Financial services marketing targets one and not all in the digital age
The digital footprint consumers leave behind allows financial firms to customise their relationship with clients ‘to the power of one’
Banks, insurers, stock brokers and wealth managers in Asia have invested billions of dollars and countless hours during the past few years, bringing their businesses up to speed and into the digital age with new technology and processes to lure new customers and keep existing ones happy.
You can now file insurance claims on the go, authorise stock trades with a scan of your fingerprint, as well as visualise and track all your credit card and account expenses from your mobile phone, tablet and home computer. At every step of the way, digitally savvy customers are leaving footprints: clues about their likes and dislikes, current spending patterns and information on future needs and desires.

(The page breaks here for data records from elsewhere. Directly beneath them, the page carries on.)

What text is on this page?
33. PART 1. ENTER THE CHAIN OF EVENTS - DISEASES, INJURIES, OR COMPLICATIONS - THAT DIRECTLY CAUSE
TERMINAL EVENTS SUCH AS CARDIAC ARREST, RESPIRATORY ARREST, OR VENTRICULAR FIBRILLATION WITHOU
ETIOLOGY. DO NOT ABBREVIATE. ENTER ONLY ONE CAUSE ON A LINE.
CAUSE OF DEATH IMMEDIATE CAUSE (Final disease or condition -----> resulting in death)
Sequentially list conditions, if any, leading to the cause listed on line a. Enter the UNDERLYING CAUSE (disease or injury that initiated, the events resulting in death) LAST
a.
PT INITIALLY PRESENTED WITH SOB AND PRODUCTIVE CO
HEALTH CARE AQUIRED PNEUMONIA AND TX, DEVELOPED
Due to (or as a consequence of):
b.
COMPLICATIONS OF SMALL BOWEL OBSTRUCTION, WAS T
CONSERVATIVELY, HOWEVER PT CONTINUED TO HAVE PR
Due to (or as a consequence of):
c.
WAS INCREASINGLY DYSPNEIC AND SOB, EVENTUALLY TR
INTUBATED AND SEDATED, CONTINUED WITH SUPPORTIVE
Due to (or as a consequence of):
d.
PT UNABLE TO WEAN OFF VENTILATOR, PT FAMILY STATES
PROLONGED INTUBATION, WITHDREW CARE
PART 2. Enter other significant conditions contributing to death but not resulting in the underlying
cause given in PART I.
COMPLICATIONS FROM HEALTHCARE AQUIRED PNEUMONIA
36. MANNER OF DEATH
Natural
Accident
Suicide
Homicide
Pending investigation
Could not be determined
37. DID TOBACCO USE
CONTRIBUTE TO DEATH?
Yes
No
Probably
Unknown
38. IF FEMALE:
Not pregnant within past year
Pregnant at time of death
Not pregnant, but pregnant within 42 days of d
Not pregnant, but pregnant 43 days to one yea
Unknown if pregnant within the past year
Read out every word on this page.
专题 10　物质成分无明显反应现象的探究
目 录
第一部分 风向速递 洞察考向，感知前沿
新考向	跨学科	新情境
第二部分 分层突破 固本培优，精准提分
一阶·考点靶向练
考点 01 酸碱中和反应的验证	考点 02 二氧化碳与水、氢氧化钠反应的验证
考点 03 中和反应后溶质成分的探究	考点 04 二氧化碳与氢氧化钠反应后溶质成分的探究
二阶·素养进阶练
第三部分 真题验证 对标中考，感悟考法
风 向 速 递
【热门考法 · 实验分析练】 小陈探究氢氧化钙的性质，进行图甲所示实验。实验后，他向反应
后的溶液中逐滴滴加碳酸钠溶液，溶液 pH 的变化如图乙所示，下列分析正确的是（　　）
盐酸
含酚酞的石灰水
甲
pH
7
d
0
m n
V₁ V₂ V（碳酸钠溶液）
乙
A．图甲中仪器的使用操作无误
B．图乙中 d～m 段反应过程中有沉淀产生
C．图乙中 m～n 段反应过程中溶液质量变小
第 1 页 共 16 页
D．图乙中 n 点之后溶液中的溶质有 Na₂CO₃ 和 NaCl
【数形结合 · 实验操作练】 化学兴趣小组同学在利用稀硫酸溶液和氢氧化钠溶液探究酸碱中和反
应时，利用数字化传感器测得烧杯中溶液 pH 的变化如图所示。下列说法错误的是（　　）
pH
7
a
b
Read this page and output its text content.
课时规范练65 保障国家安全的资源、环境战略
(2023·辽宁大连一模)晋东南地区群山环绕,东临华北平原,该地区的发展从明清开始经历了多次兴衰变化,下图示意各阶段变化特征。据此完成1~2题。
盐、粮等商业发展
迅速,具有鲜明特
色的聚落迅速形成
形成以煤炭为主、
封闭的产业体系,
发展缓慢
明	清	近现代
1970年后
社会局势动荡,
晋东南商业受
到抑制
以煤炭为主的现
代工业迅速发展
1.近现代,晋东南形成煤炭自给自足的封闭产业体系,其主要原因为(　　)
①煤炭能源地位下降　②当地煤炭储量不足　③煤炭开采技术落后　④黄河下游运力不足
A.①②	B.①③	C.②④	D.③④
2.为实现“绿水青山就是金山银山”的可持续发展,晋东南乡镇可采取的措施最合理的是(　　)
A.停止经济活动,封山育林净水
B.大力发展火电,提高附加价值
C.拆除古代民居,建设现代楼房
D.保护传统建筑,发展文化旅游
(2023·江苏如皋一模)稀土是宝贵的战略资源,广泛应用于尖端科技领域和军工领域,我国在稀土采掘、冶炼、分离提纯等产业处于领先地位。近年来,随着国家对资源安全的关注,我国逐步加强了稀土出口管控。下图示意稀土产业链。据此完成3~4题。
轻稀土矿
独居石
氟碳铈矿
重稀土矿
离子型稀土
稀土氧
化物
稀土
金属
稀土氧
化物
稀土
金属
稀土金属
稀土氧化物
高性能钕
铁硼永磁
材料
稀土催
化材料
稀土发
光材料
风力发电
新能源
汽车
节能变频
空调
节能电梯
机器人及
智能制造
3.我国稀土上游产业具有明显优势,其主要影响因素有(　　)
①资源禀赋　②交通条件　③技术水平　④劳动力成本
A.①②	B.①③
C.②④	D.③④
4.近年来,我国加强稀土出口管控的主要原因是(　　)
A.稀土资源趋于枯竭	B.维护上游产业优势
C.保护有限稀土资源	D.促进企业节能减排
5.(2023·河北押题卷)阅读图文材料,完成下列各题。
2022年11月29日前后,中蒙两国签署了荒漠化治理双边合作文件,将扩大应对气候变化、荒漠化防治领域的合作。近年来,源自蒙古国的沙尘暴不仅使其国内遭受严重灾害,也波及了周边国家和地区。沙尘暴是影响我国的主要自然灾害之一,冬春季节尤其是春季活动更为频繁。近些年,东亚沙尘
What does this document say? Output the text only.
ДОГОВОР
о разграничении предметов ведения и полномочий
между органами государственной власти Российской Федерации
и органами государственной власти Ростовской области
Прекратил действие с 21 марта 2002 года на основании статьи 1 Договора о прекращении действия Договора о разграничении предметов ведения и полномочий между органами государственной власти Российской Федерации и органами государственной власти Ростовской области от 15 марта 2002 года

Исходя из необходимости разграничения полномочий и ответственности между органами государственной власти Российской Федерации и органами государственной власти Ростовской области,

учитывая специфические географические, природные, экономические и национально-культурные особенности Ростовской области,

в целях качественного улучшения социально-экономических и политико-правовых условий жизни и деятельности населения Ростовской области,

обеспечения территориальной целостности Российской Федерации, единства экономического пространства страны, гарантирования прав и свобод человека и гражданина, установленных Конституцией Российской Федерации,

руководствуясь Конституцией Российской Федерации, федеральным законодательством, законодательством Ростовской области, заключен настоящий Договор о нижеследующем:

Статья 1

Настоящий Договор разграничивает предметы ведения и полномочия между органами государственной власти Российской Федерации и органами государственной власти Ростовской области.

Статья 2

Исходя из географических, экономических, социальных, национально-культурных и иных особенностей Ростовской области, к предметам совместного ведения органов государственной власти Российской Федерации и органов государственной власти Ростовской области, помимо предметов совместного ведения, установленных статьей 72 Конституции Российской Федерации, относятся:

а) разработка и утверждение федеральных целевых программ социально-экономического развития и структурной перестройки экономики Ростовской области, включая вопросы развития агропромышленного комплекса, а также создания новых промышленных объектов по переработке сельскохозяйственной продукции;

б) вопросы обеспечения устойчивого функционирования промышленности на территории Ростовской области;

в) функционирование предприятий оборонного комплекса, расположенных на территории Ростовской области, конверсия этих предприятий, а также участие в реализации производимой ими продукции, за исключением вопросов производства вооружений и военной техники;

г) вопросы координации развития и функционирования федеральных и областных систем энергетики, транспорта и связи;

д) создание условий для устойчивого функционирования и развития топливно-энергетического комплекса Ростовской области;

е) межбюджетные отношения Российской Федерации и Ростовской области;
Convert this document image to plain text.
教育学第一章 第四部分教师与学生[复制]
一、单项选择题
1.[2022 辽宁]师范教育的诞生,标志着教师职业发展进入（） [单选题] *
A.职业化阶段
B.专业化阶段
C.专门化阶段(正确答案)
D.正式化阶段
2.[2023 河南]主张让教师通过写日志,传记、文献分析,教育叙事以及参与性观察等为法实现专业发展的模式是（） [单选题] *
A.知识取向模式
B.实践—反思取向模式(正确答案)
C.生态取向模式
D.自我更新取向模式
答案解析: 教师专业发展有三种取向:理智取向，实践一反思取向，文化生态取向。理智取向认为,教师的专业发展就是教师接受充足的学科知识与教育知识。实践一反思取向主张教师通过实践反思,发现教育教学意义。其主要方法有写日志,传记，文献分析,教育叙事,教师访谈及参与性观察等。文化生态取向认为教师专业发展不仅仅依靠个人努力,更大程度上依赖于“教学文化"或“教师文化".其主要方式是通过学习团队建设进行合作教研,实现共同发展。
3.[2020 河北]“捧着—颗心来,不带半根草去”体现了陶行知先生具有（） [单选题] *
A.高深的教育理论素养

Through mobile payments, online banking or electronic stock trading, financial firms have some of the most active interactions with their customers of any industry. As a result, they stand to benefit the most from harvesting those digital crumbs left behind. With all that new technology in place now, they have the tools to garner and analyse that information and offer a truly unique and personal experience. But how?
Marketing has always been about targeting the right person with the right piece of information to offer the right service or sell the right product at the right time. Companies used to segment their audience, for example, a middle-aged man, married or not, football fan, with no kids, or working mother, one child, middle class. But these broad-brush generalisations leave huge room for improvement in today’s world where digitally enabled marketing is disrupting antiquated thinking.
To make that happen, firms need to be digital businesses, not just digitally enabled.